17 de set. 2011

LA DIGNIDAD EN UNA ZANCADILLA

Foto: Imágenes Google

 Compré caro mi actual piso en el triángulo de oro del Raval porque, mientras crecía y crecía la burbuja inmobiliaria, el antiguo situado en el gueto filipino del mismo barrio logré venderlo con suma facilidad a un precio muy superior al que había pagado por él en su día. Sin comerlo ni beberlo, me sumé a la inacabable cadena de ilusos que se engañaron a sí mismos para endeudarse media vida con el banco. Ni siquiera era un piso nuevo y, como tal, ya al comprarlo le hubiera convenido una reforma en la cocina. Después de casi diez años de vivir en él y del desgaste que conlleva la presencia de dos niños, la situación se ha agravado y ahora necesita además una buena mano de pintura y otra de carpintería. Y muebles nuevos que sustituyeran los provisionales que traje de la primera vivienda y que no ha sido posible renovar. Como tampoco me lo he podido permitir con mi querido Peugeot tras once años y 475.000 kilómetros entre pecho y espalda o, lo que es lo mismo, entre capó y maletero. Se ha ido al traste la promesa que me hice de pequeño al subir en el coche del padre de un amigo y comprobar angustiado cómo el tiempo había abolsado el tapizado interior de las puertas. Juré y perjuré que a mí no me ocurriría lo mismo.
Poco a poco todo se va deteriorando, como en aquellas mansiones coloniales de La Habana, y, aunque a simple vista no se perciba, la sensibilidad también va resintiéndose y los ánimos decayendo.

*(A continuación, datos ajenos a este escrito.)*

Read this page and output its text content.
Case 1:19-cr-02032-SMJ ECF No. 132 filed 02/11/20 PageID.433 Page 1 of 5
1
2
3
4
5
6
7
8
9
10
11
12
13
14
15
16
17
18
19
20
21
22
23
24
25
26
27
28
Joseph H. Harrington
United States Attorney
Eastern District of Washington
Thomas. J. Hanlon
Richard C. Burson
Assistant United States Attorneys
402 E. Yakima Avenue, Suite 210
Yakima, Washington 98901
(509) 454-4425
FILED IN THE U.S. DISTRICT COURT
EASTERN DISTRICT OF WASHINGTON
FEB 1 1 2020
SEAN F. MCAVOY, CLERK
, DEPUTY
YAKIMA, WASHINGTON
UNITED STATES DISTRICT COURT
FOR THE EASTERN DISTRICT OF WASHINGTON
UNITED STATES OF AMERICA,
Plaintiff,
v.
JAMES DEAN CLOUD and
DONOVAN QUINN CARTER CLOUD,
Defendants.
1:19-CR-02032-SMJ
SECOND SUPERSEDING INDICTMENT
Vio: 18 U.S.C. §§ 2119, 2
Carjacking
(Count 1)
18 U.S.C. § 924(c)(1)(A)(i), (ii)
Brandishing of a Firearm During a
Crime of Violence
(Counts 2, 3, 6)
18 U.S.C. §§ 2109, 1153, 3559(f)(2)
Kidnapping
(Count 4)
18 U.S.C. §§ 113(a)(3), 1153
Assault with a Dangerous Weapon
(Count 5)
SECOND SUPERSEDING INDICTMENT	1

Y lo peor es que no hay manera humana de dejar de resbalar por las paredes de cristal del hermético reloj de arena en el que uno se halla preso y que ya se divisa el final del embudo que conduce al vacío. Y, para postres, ese artículo de marras del New York Times que se hace eco del adverso panorama que acaba de componer la Oficina del Censo de los Estados Unidos, en el que 46 millones de habitantes se hallan en el umbral de la pobreza pese a que buena parte de ellos tenga trabajo. Ves las barbas de tu vecino cortar e intuyes por dónde van a ir los tiros. Lo de menos será encontrar empleo. Quien quiera sobrevivir con dignidad tendrá que ascender a la cúspide de la pirámide. O sea, el arte de la zancadilla laboral más justificado que nunca. Preparémonos para el reinado del depredador de oficina.